Quelle fut l'erreur commise en Ontario ? Celle de la précipitation. En ce moment, on veut aller de l'avant avec la réconciliation, on veut voir des résultats, quitte à sauter des étapes importantes. Mais les gens doivent se rendre compte que la réconciliation et la décolonisation, qui est un moyen d'y parvenir, sont des questions complexes qu'on ne peut pas résoudre de façon rapide ou par des actes symboliques. Il ne s'agit pas d'organiser une consultation, une fois, mais de bâtir des relations authentiques et de longue durée avec les Autochtones.

Diversité

Depuis la découverte de cet événement, on parle beaucoup de « décoloniser » les bibliothèques, comme s'il s'agissait d'extirper quelque chose. Il faut plutôt comprendre que la décolonisation, ce n'est pas effacer le passé, c'est le remettre en contexte pour former nos étudiants et nos chercheurs ; ce n'est pas une soustraction de savoirs, fussent-ils racistes ou erronés, c'est une addition. À l'Université Concordia, située à Montréal, un budget annuel nous permet d'acquérir de nouveaux ouvrages qui apportent une diversité de perspectives, et je me réjouis de voir bien d'autres bibliothèques travailler à l'inclusion des voix autochtones, et d'autres voix marginalisées ou racialisées.

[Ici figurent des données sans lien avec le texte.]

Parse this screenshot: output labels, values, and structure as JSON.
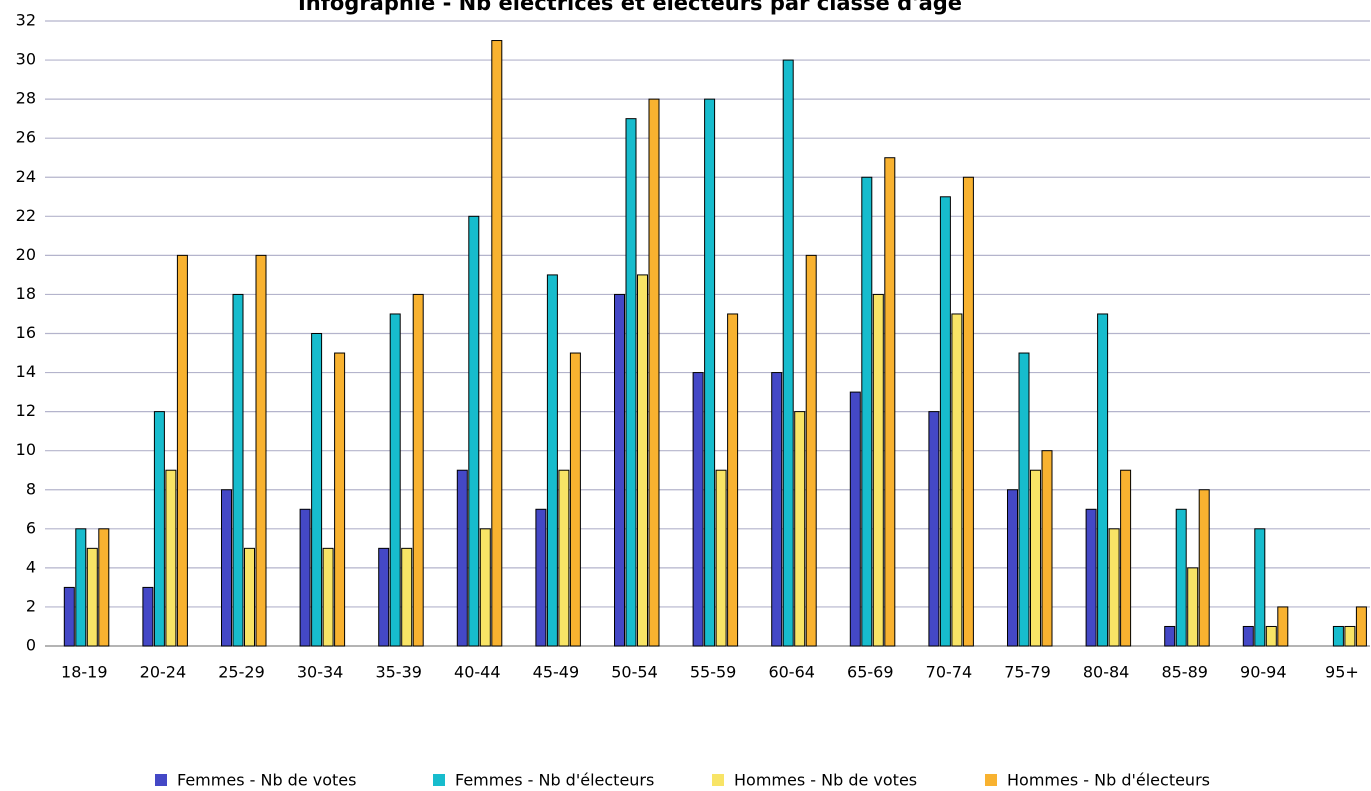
{
  "chart_data": {
    "type": "bar",
    "title": "Infographie - Nb électrices et électeurs par classe d'âge",
    "categories": [
      "18-19",
      "20-24",
      "25-29",
      "30-34",
      "35-39",
      "40-44",
      "45-49",
      "50-54",
      "55-59",
      "60-64",
      "65-69",
      "70-74",
      "75-79",
      "80-84",
      "85-89",
      "90-94",
      "95+"
    ],
    "series": [
      {
        "name": "Femmes - Nb de votes",
        "color": "#4448c6",
        "values": [
          3,
          3,
          8,
          7,
          5,
          9,
          7,
          18,
          14,
          14,
          13,
          12,
          8,
          7,
          1,
          1,
          0
        ]
      },
      {
        "name": "Femmes - Nb d'électeurs",
        "color": "#17bccd",
        "values": [
          6,
          12,
          18,
          16,
          17,
          22,
          19,
          27,
          28,
          30,
          24,
          23,
          15,
          17,
          7,
          6,
          1
        ]
      },
      {
        "name": "Hommes - Nb de votes",
        "color": "#f8e466",
        "values": [
          5,
          9,
          5,
          5,
          5,
          6,
          9,
          19,
          9,
          12,
          18,
          17,
          9,
          6,
          4,
          1,
          1
        ]
      },
      {
        "name": "Hommes - Nb d'électeurs",
        "color": "#f8b230",
        "values": [
          6,
          20,
          20,
          15,
          18,
          31,
          15,
          28,
          17,
          20,
          25,
          24,
          10,
          9,
          8,
          2,
          2
        ]
      }
    ],
    "ylim": [
      0,
      32
    ],
    "yticks": [
      0,
      2,
      4,
      6,
      8,
      10,
      12,
      14,
      16,
      18,
      20,
      22,
      24,
      26,
      28,
      30,
      32
    ],
    "grid": true
  }
}
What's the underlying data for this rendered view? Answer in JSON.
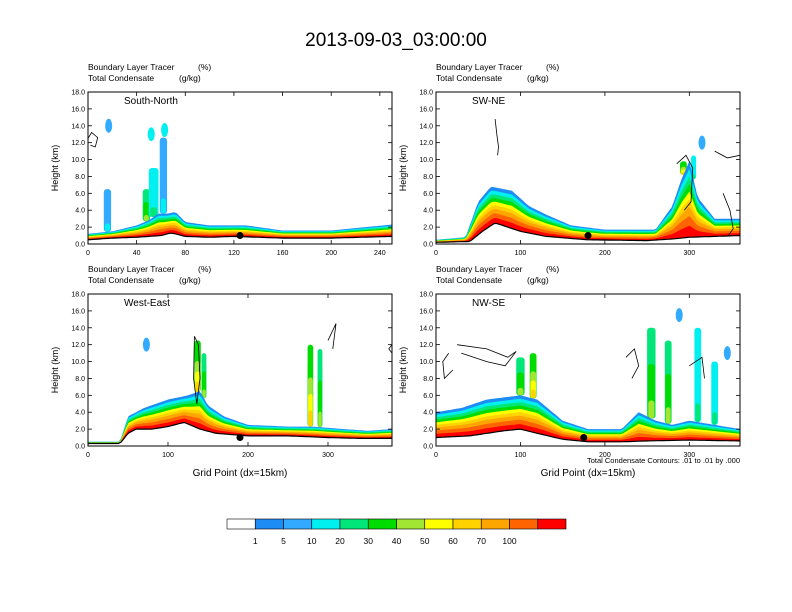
{
  "title": "2013-09-03_03:00:00",
  "chart_data": [
    {
      "type": "heatmap",
      "panel_label": "South-North",
      "left_string_1": "Boundary Layer Tracer",
      "right_string_1": "(%)",
      "left_string_2": "Total Condensate",
      "right_string_2": "(g/kg)",
      "ylabel": "Height (km)",
      "xlabel": "",
      "xlim": [
        0,
        250
      ],
      "ylim": [
        0,
        18
      ],
      "xticks": [
        "0",
        "40",
        "80",
        "120",
        "160",
        "200",
        "240"
      ],
      "yticks": [
        "0.0",
        "2.0",
        "4.0",
        "6.0",
        "8.0",
        "10.0",
        "12.0",
        "14.0",
        "16.0",
        "18.0"
      ],
      "terrain_km": [
        [
          0,
          0.5
        ],
        [
          20,
          0.7
        ],
        [
          40,
          0.8
        ],
        [
          60,
          1.0
        ],
        [
          68,
          1.3
        ],
        [
          72,
          1.2
        ],
        [
          80,
          0.9
        ],
        [
          100,
          0.8
        ],
        [
          120,
          0.9
        ],
        [
          140,
          0.8
        ],
        [
          160,
          0.7
        ],
        [
          200,
          0.7
        ],
        [
          250,
          0.9
        ]
      ],
      "boundary_layer_top_km": [
        [
          0,
          1.2
        ],
        [
          20,
          1.5
        ],
        [
          40,
          2.2
        ],
        [
          50,
          2.8
        ],
        [
          58,
          3.6
        ],
        [
          66,
          3.6
        ],
        [
          72,
          3.8
        ],
        [
          80,
          2.6
        ],
        [
          100,
          2.2
        ],
        [
          130,
          2.2
        ],
        [
          160,
          1.6
        ],
        [
          200,
          1.6
        ],
        [
          250,
          2.3
        ]
      ],
      "convective_plumes": [
        {
          "x": 48,
          "width": 6,
          "top_km": 6.5,
          "value": 20
        },
        {
          "x": 54,
          "width": 8,
          "top_km": 9.0,
          "value": 10
        },
        {
          "x": 62,
          "width": 6,
          "top_km": 12.6,
          "value": 5
        },
        {
          "x": 16,
          "width": 6,
          "top_km": 6.5,
          "value": 5
        }
      ],
      "isolated_cells": [
        {
          "x": 17,
          "y_km": 14.0,
          "value": 5
        },
        {
          "x": 52,
          "y_km": 13.0,
          "value": 10
        },
        {
          "x": 63,
          "y_km": 13.5,
          "value": 10
        }
      ],
      "condensate_contours": [
        [
          [
            0,
            12.5
          ],
          [
            3,
            13.2
          ],
          [
            8,
            12.6
          ],
          [
            6,
            11.5
          ],
          [
            2,
            11.7
          ]
        ]
      ],
      "marker": {
        "x": 125,
        "y_km": 1.0
      }
    },
    {
      "type": "heatmap",
      "panel_label": "SW-NE",
      "left_string_1": "Boundary Layer Tracer",
      "right_string_1": "(%)",
      "left_string_2": "Total Condensate",
      "right_string_2": "(g/kg)",
      "ylabel": "Height (km)",
      "xlabel": "",
      "xlim": [
        0,
        360
      ],
      "ylim": [
        0,
        18
      ],
      "xticks": [
        "0",
        "100",
        "200",
        "300"
      ],
      "yticks": [
        "0.0",
        "2.0",
        "4.0",
        "6.0",
        "8.0",
        "10.0",
        "12.0",
        "14.0",
        "16.0",
        "18.0"
      ],
      "terrain_km": [
        [
          0,
          0.2
        ],
        [
          40,
          0.3
        ],
        [
          55,
          1.5
        ],
        [
          70,
          2.5
        ],
        [
          85,
          2.0
        ],
        [
          100,
          1.5
        ],
        [
          130,
          0.9
        ],
        [
          180,
          0.5
        ],
        [
          250,
          0.4
        ],
        [
          280,
          0.6
        ],
        [
          300,
          0.8
        ],
        [
          330,
          0.9
        ],
        [
          360,
          1.0
        ]
      ],
      "boundary_layer_top_km": [
        [
          0,
          0.5
        ],
        [
          35,
          0.8
        ],
        [
          50,
          5.0
        ],
        [
          65,
          6.8
        ],
        [
          90,
          6.3
        ],
        [
          110,
          4.5
        ],
        [
          130,
          3.5
        ],
        [
          160,
          2.2
        ],
        [
          200,
          1.7
        ],
        [
          260,
          1.7
        ],
        [
          280,
          4.5
        ],
        [
          290,
          7.5
        ],
        [
          300,
          9.8
        ],
        [
          310,
          5.5
        ],
        [
          330,
          3.0
        ],
        [
          360,
          3.0
        ]
      ],
      "convective_plumes": [
        {
          "x": 293,
          "width": 8,
          "top_km": 9.8,
          "value": 30
        },
        {
          "x": 305,
          "width": 6,
          "top_km": 10.5,
          "value": 10
        }
      ],
      "isolated_cells": [
        {
          "x": 315,
          "y_km": 12.0,
          "value": 5
        }
      ],
      "condensate_contours": [
        [
          [
            70,
            14.8
          ],
          [
            72,
            13.0
          ],
          [
            74,
            11.5
          ],
          [
            73,
            10.5
          ]
        ],
        [
          [
            285,
            9.5
          ],
          [
            296,
            10.5
          ],
          [
            304,
            9.0
          ],
          [
            302,
            5.0
          ],
          [
            294,
            4.0
          ]
        ],
        [
          [
            330,
            11.0
          ],
          [
            345,
            10.2
          ],
          [
            360,
            10.5
          ]
        ],
        [
          [
            340,
            6.0
          ],
          [
            348,
            4.0
          ],
          [
            352,
            1.8
          ],
          [
            346,
            1.0
          ]
        ]
      ],
      "marker": {
        "x": 180,
        "y_km": 1.0
      }
    },
    {
      "type": "heatmap",
      "panel_label": "West-East",
      "left_string_1": "Boundary Layer Tracer",
      "right_string_1": "(%)",
      "left_string_2": "Total Condensate",
      "right_string_2": "(g/kg)",
      "ylabel": "Height (km)",
      "xlabel": "Grid Point (dx=15km)",
      "xlim": [
        0,
        380
      ],
      "ylim": [
        0,
        18
      ],
      "xticks": [
        "0",
        "100",
        "200",
        "300"
      ],
      "yticks": [
        "0.0",
        "2.0",
        "4.0",
        "6.0",
        "8.0",
        "10.0",
        "12.0",
        "14.0",
        "16.0",
        "18.0"
      ],
      "terrain_km": [
        [
          0,
          0.3
        ],
        [
          40,
          0.3
        ],
        [
          50,
          1.5
        ],
        [
          60,
          2.0
        ],
        [
          80,
          2.0
        ],
        [
          100,
          2.3
        ],
        [
          120,
          2.8
        ],
        [
          140,
          2.0
        ],
        [
          160,
          1.5
        ],
        [
          200,
          1.2
        ],
        [
          250,
          1.2
        ],
        [
          300,
          1.0
        ],
        [
          340,
          0.9
        ],
        [
          380,
          0.9
        ]
      ],
      "boundary_layer_top_km": [
        [
          0,
          0.5
        ],
        [
          40,
          0.5
        ],
        [
          50,
          3.5
        ],
        [
          70,
          4.5
        ],
        [
          100,
          5.5
        ],
        [
          125,
          6.0
        ],
        [
          140,
          6.5
        ],
        [
          150,
          4.8
        ],
        [
          170,
          3.5
        ],
        [
          200,
          2.5
        ],
        [
          250,
          2.3
        ],
        [
          280,
          2.3
        ],
        [
          320,
          2.0
        ],
        [
          350,
          1.8
        ],
        [
          380,
          2.0
        ]
      ],
      "convective_plumes": [
        {
          "x": 137,
          "width": 8,
          "top_km": 12.5,
          "value": 30
        },
        {
          "x": 145,
          "width": 6,
          "top_km": 11.0,
          "value": 20
        },
        {
          "x": 278,
          "width": 7,
          "top_km": 12.0,
          "value": 30
        },
        {
          "x": 290,
          "width": 6,
          "top_km": 11.5,
          "value": 20
        }
      ],
      "isolated_cells": [
        {
          "x": 73,
          "y_km": 12.0,
          "value": 5
        }
      ],
      "condensate_contours": [
        [
          [
            133,
            13.0
          ],
          [
            138,
            12.0
          ],
          [
            140,
            8.0
          ],
          [
            136,
            5.0
          ],
          [
            132,
            8.0
          ],
          [
            133,
            13.0
          ]
        ],
        [
          [
            300,
            12.5
          ],
          [
            310,
            14.5
          ],
          [
            306,
            11.5
          ]
        ],
        [
          [
            380,
            12.0
          ],
          [
            376,
            11.5
          ],
          [
            380,
            11.0
          ]
        ]
      ],
      "marker": {
        "x": 190,
        "y_km": 1.0
      }
    },
    {
      "type": "heatmap",
      "panel_label": "NW-SE",
      "left_string_1": "Boundary Layer Tracer",
      "right_string_1": "(%)",
      "left_string_2": "Total Condensate",
      "right_string_2": "(g/kg)",
      "ylabel": "Height (km)",
      "xlabel": "Grid Point (dx=15km)",
      "xlim": [
        0,
        360
      ],
      "ylim": [
        0,
        18
      ],
      "xticks": [
        "0",
        "100",
        "200",
        "300"
      ],
      "yticks": [
        "0.0",
        "2.0",
        "4.0",
        "6.0",
        "8.0",
        "10.0",
        "12.0",
        "14.0",
        "16.0",
        "18.0"
      ],
      "terrain_km": [
        [
          0,
          1.0
        ],
        [
          40,
          1.2
        ],
        [
          80,
          1.8
        ],
        [
          100,
          2.0
        ],
        [
          120,
          1.5
        ],
        [
          150,
          0.8
        ],
        [
          180,
          0.5
        ],
        [
          220,
          0.5
        ],
        [
          250,
          0.6
        ],
        [
          300,
          0.7
        ],
        [
          360,
          0.6
        ]
      ],
      "boundary_layer_top_km": [
        [
          0,
          4.0
        ],
        [
          30,
          4.5
        ],
        [
          60,
          5.5
        ],
        [
          100,
          6.0
        ],
        [
          120,
          5.5
        ],
        [
          150,
          3.0
        ],
        [
          180,
          2.0
        ],
        [
          220,
          2.0
        ],
        [
          240,
          4.0
        ],
        [
          260,
          3.0
        ],
        [
          280,
          2.5
        ],
        [
          300,
          3.0
        ],
        [
          330,
          2.5
        ],
        [
          360,
          2.0
        ]
      ],
      "convective_plumes": [
        {
          "x": 100,
          "width": 10,
          "top_km": 10.5,
          "value": 20
        },
        {
          "x": 115,
          "width": 8,
          "top_km": 11.0,
          "value": 30
        },
        {
          "x": 255,
          "width": 10,
          "top_km": 14.0,
          "value": 20
        },
        {
          "x": 275,
          "width": 8,
          "top_km": 12.5,
          "value": 20
        },
        {
          "x": 310,
          "width": 8,
          "top_km": 14.0,
          "value": 10
        },
        {
          "x": 330,
          "width": 8,
          "top_km": 10.0,
          "value": 10
        }
      ],
      "isolated_cells": [
        {
          "x": 345,
          "y_km": 11.0,
          "value": 5
        },
        {
          "x": 288,
          "y_km": 15.5,
          "value": 5
        }
      ],
      "condensate_contours": [
        [
          [
            15,
            11.0
          ],
          [
            8,
            10.0
          ],
          [
            10,
            8.0
          ],
          [
            20,
            9.0
          ]
        ],
        [
          [
            25,
            12.0
          ],
          [
            60,
            11.5
          ],
          [
            85,
            10.5
          ],
          [
            95,
            11.2
          ],
          [
            82,
            9.5
          ],
          [
            60,
            10.0
          ],
          [
            30,
            11.0
          ]
        ],
        [
          [
            225,
            10.5
          ],
          [
            235,
            11.5
          ],
          [
            240,
            9.5
          ],
          [
            232,
            8.0
          ]
        ],
        [
          [
            300,
            9.5
          ],
          [
            315,
            10.5
          ],
          [
            318,
            8.0
          ]
        ]
      ],
      "marker": {
        "x": 175,
        "y_km": 1.0
      }
    }
  ],
  "contour_note": "Total Condensate Contours: .01 to .01 by .000",
  "colorbar": {
    "labels": [
      "1",
      "5",
      "10",
      "20",
      "30",
      "40",
      "50",
      "60",
      "70",
      "100"
    ],
    "colors": [
      "#ffffff",
      "#1e8cf5",
      "#32aaff",
      "#00f0f0",
      "#00e678",
      "#00dc00",
      "#a0e632",
      "#ffff00",
      "#ffd200",
      "#ffa500",
      "#ff6400",
      "#ff0000"
    ]
  }
}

En chemin, on se heurte bien sûr à des limites, à commencer par celle du nombre d'auteurs autochtones : au Canada, nous sommes plus de 1,7 million et nous ne pouvons pas tous être écrivains ! Cependant, notre production littéraire, générale et scientifique augmente d'année en année, et les ouvrages écrits dans nos langues ancestrales se multiplient. Je crois d'ailleurs que les universités ont un rôle à jouer dans la revitalisation et le maintien des langues autochtones, par exemple, par l'ajout de cours de langues et de matériel d'apprentissage dans les bibliothèques.

Par ailleurs, ce ne sont pas seulement les bibliothèques qui ont besoin d'être décolonisées mais l'ensemble des programmes et des cours offerts dans les maisons d'enseignement post-secondaire, où on doit s'assurer que les perspectives autochtones sont bien représentées. En d'autres termes, pour tout ce qui nous concerne, il faudra désormais composer « avec nous ou par nous ».